The answers to these questions aren’t as obvious as they might appear at first glance. You can’t assume that anything is included. My husband and I have been responsible for every aspect of the above questions for the Babalon Rising Pan-Thelemic Festival at both of the venues where it has been held. Midian (the festival and event venue where we are on the Board)  has a certain level of staff that CAN be available, but they can also “bugger off” if a festival doesn’t need them. Chrysalis Moon, for example, came to Midian with all their own staff — from gate to maintenance to security to first aid and beyond. We had our own people in the kitchen (because that’s how we run it), some of our fire-tenders stepped in to cover Midian’s basic requirements for fire safety, and we had a couple of Midian directors onsite to be a resource for the festival organizers. Other facilities may handle things differently, and (frustratingly) very little is “standard” in this industry.

Content-Focused Questions

Okay, these questions also dig into some logistical considerations, but they are all related to the “meat and potatoes” of your event (and who’s doing the cooking — and where — and how).

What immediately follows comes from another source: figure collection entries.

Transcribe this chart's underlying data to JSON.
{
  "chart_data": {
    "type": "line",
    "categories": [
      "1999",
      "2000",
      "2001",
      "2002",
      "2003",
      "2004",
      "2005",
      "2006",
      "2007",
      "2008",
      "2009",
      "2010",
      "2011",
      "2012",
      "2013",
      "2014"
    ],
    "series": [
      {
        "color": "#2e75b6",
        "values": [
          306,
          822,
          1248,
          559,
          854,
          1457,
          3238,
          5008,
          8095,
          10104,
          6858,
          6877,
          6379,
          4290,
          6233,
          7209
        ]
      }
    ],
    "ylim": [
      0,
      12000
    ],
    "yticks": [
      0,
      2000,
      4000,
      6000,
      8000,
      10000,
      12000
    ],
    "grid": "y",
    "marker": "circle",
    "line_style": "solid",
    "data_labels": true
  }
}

34.    How many and what sort of performances and workshops do you want?

35.   Are you working around a theme or concept?

36.   Is there a flow or feel you want?

37.   Who is communicating that line-up, flow, and culture/atmosphere to the presenters and performers?

38.   Who is communicating those things to the attendees?

39.   Are you providing a printed copy of the schedule?

40.   Are you providing a mobile version of the schedule?

41.   What about maps of the facility highlighting various event locations?

42.   Do any of the presenters or performers require payment?

43.   Do they need you to provide lodging, food, and travel?

44.   Do they have special needs based on their health?

45.   What set-up time, assistance, and equipment do they all need?

46.   Will they have a point of contact once they’re at the event?

47.   Do you have someone who can fill in if someone doesn’t show? (Someone ALWAYS bails at the last minute. Life happens.)

48.   If children are attending, do you have activities for them?

49.   Are you providing supervision for the kids, or are their parents solely responsible for their entertainment and safety?

50.   How do you intend to handle children and adults who break the rules of the facility or event?

Getting Feedback

Most start-up events don’t have great methods of receiving feedback from all the stake-holders, but feedback is critical if you intend to hold your event on a recurring basis. It’s better to consider it from the beginning, working it into the fabric of the event, rather than tacking it on as an afterthought days or weeks after everyone has gone home. 

51.   What can the performers and presenters help you improve?

52.   What did the attendees love and hate in terms of facilities, content, etc?

53.   What did your staff notice working well or working poorly?

54.   What blind-sided you?

55.   What criteria are you using to determine that you were successful?

Most small, first time events consider themselves a rousing success if they just stay in the black in the ledger (and nobody got hurt) — and that is valid. Some folks care more about a particular aspect of the experience. Figure out a way to measure what matters to you.

And more …

Honestly, this list could include dozens of more questions (related to event insurance, security and safety considerations, emotional and psychological well-being of attendees and staff, mitigating drama and gossip within your event community, and on and on.) We’re going to dive deep into ALL the different aspects of event planning as the series progresses.